Hachette (tome Ip. 75-84).

CHAPITRE II

PARDONNÉ TROP TARD

Pendant une semaine de longs jours, de longues nuits, on ne put ouvrir ou fermer une porte dans la vieille maison où Gustave se mourait sans éveiller en lui un espoir soudain ; mais le bruit des pas s’éteignit, les portes s’ouvrirent et se fermèrent sans que la voyageuse revînt au logis.

Le petit garçon, le charmant petit enfant qui semblait avoir hérité de toute la noblesse native de son père, ne cessait de demander sa mère.

Le père souffrait, souffrait horriblement.

Que lui était-il arrivé ?

La pensée qu’elle eût pu abandonner lui et son enfant ne lui vint même pas à l’esprit : cette goutte de poison n’entra heureusement pas dans sa coupe.

L’amertume de la mort eût été douce en comparaison de la morsure cruelle d’une semblable supposition.

Elle ne revenait pas.

Quelque événement fatal avait dû fondre sur elle… la mort peut-être, car si elle vivait encore, si elle avait encore la raison, elle aurait écrit, fait un signe !

Le malade attendit une semaine encore après le jour où il avait commencé à espérer.

À la fin de cette affreuse semaine, il se leva, pouvant à peine se soutenir, et sortit pour s’informer, chercher par la ville de Rouen celle que l’instinct de son cœur lui disait en être bien loin, aussi loin que la mort l’est de la vie.

Il alla à la cour des messageries et attendit là longtemps, au milieu du tapage que faisaient les diligences qui entraient, sortaient.

Il était comme fou.

Les voyageurs allaient et venaient, le bousculaient, quelquefois l’injuriaient.

La nuit venue, il retourna à sa mansarde : tout y était tranquille ; le petit garçon dormait côte à côte avec les enfants du voisin.

Gustave alluma sa chandelle, le dernier bout qui lui restait.

« Tu dureras autant que moi, » dit-il avec un pâle sourire.

Il s’assit à la petite table, écarta les fioles de médecine, chercha une feuille de papier à lettre, et se mit à écrire.

Il écrivit à sa mère, il lui dit qu’il se sentait mourir, et que le moment était venu où il fallait qu’elle vînt au secours de l’enfant orphelin de son fils.

Dans cette lettre il en mit une pour son père, la lettre dont il avait parlé à sa femme et qu’il avait écrite dans les premiers jours de sa maladie.

Il adressa ce paquet à Mlle Lenoble, à Beaubocage.

Désormais le secret n’était plus nécessaire.

« Lorsque ces lettres seront remises, pensa-t-il, je ne craindrai plus le blâme et n’aurai que faire du pardon. »

Le lendemain matin il était mort.

Les voisins mirent la lettre à la poste ; ils consolèrent et soignèrent l’enfant pendant deux jours.

Puis, arriva une dame très-triste, très-peu bruyante, qui pleura amèrement dans la mansarde où gisait Gustave ; elle prit toutes les mesures nécessaires pour faire rendre les derniers devoirs au mort : elle commanda un enterrement modeste, mais non trop misérable.

« C’était mon frère, dit-elle aux bons voisins, ma mère et moi nous avons fait tout ce que nous avons pu pour lui venir en aide ; mais nous ne nous doutions pas de son dénûment.
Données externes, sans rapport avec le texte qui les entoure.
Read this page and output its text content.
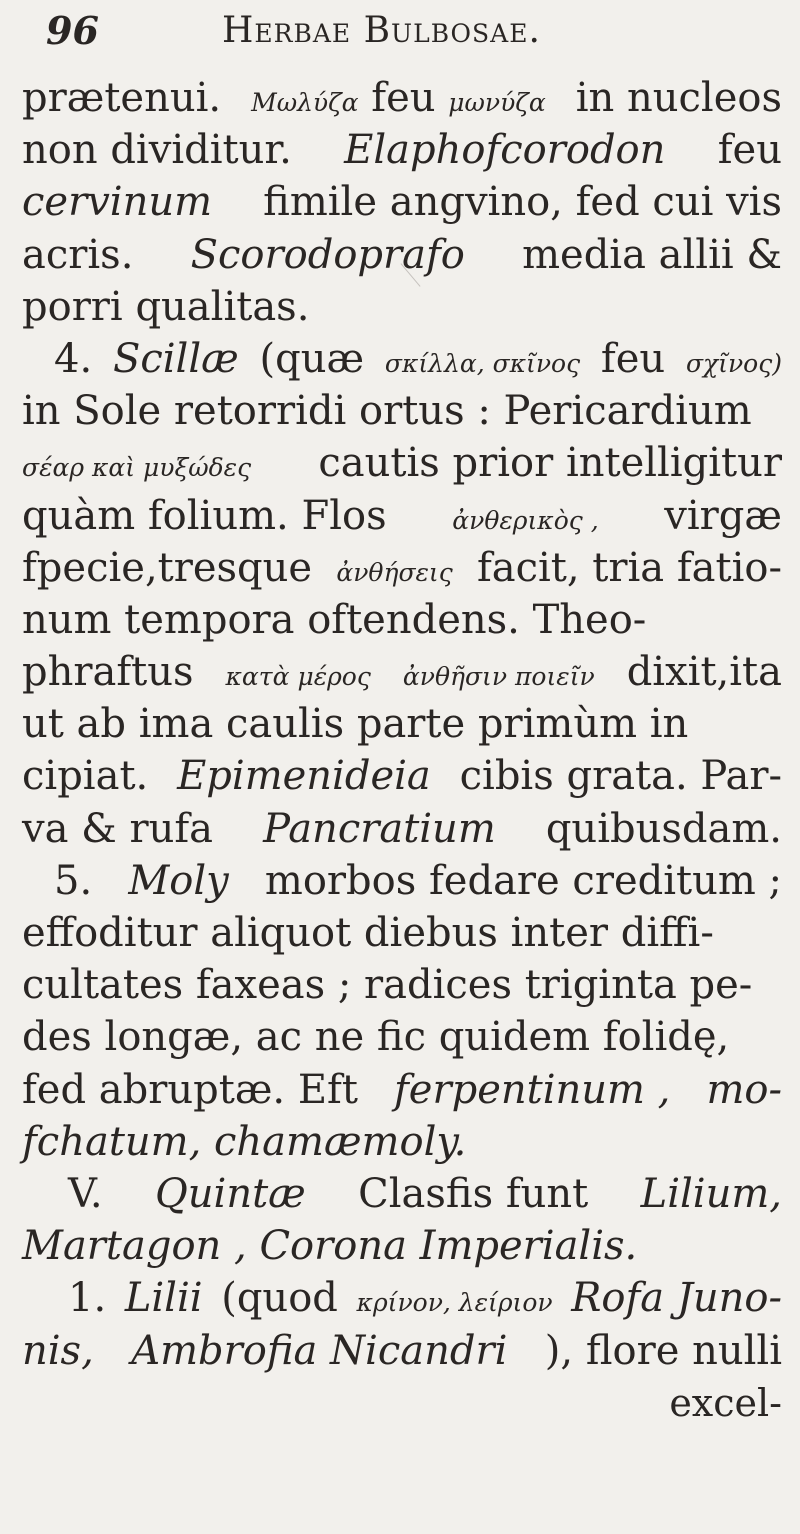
96	Herbae Bulbosae.
prætenui. Μωλύζα feu μωνύζα in nucleos
non dividitur. Elaphofcorodon feu
cervinum fimile angvino, fed cui vis
acris. Scorodoprafo media allii &
porri qualitas.
4. Scillæ (quæ σκίλλα, σκῖνος feu σχῖνος)
in Sole retorridi ortus : Pericardium
σέαρ καὶ μυξώδες cautis prior intelligitur
quàm folium. Flos	ἀνθερικὸς , virgæ
fpecie,tresque ἀνθήσεις facit, tria fatio-
num tempora oftendens. Theo-
phraftus κατὰ μέρος ἀνθῆσιν ποιεῖν dixit,ita
ut ab ima caulis parte primùm in
cipiat. Epimenideia cibis grata. Par-
va & rufa Pancratium quibusdam.
5. Moly morbos fedare creditum ;
effoditur aliquot diebus inter diffi-
cultates faxeas ; radices triginta pe-
des longæ, ac ne fic quidem folidę,
fed abruptæ. Eft ferpentinum , mo-
fchatum, chamæmoly.
V. Quintæ Clasfis funt Lilium,
Martagon , Corona Imperialis.
1. Lilii (quod κρίνον, λείριον Rofa Juno-
nis, Ambrofia Nicandri ), flore nulli
excel-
Le brave cœur a voulu nous épargner ce chagrin. »

Elle les remercia de la manière la plus affectueuse pour leur charité envers celui qui n’était plus, et elle suivit avec eux, à pied, le cercueil de son frère dans les étroites rues de la ville, jusqu’à sa dernière demeure.

Jusqu’à ce que tout fût fini, la dame, âgée d’une trentaine d’années au plus, et qui, dans sa placide beauté, ressemblait à une religieuse, ne s’abandonna à aucun transport d’affection pour son neveu orphelin ; mais, lorsque les derniers devoirs eurent été accomplis, elle prit le petit sur ses genoux, le serra contre son sein, et simplement lui donna son cœur, comme longtemps auparavant elle l’avait donné à son père.
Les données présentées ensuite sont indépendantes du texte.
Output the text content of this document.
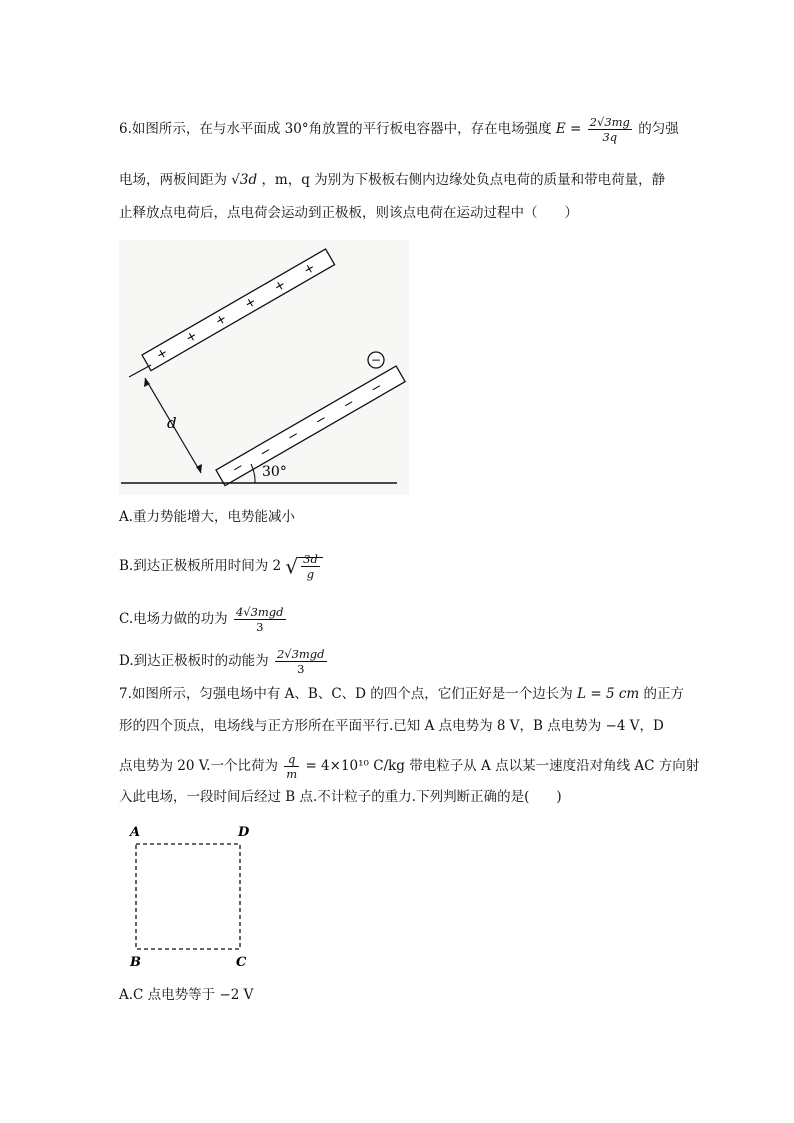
6.如图所示，在与水平面成 30°角放置的平行板电容器中，存在电场强度 $E = \frac{2√3mg}{3q}$ 的匀强
电场，两板间距为 √3d ，m，q 为别为下极板右侧内边缘处负点电荷的质量和带电荷量，静
止释放点电荷后，点电荷会运动到正极板，则该点电荷在运动过程中（　　）
+
+
+
+
+
+
−
−
−
−
−
−
d
30°
−
A.重力势能增大，电势能减小
B.到达正极板所用时间为 2 √ $\frac{3d}{g}$
C.电场力做的功为 $\frac{\text{4√3mgd}}{3}$
D.到达正极板时的动能为 $\frac{\text{2√3mgd}}{3}$
7.如图所示，匀强电场中有 A、B、C、D 的四个点，它们正好是一个边长为 L = 5 cm 的正方
形的四个顶点，电场线与正方形所在平面平行.已知 A 点电势为 8 V，B 点电势为 −4 V，D
点电势为 20 V.一个比荷为 $\frac{q}{m} = 4\times 10^{10}$ C/kg 带电粒子从 A 点以某一速度沿对角线 AC 方向射
入此电场，一段时间后经过 B 点.不计粒子的重力.下列判断正确的是(　　)
A	D
B	C
A.C 点电势等于 −2 V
Cette bonne créature était de celles qui éprouvent le besoin d’avoir un autel sur lequel elles puissent offrir le sacrifice journalier d’elles-mêmes : elle se préoccupait maintenant des soins qu’elle donnerait à l’enfant et aussi à la veuve qu’elle pensait voir revenir d’un jour à l’autre.

Cydalise attendit à Rouen le retour de Susan, pendant plusieurs jours après les funérailles.

Elle avait heureusement une ancienne compagne de pension, confortablement établie dans cette ville : elle trouva chez elle un asile.

Personne, si ce n’est sa mère et cette amie, dans laquelle elle pouvait avoir confiance, ne sut rien de ce qui l’avait amenée à Rouen.

Pendant sept ans, le père n’avait pas prononcé le nom de son fils une seule fois, pas une seule fois.

Trois semaines après le départ de Susan pour l’Angleterre, Mlle Lenoble perdit tout espoir de la voir revenir.

Les voisins, eux aussi, n’y comptaient plus.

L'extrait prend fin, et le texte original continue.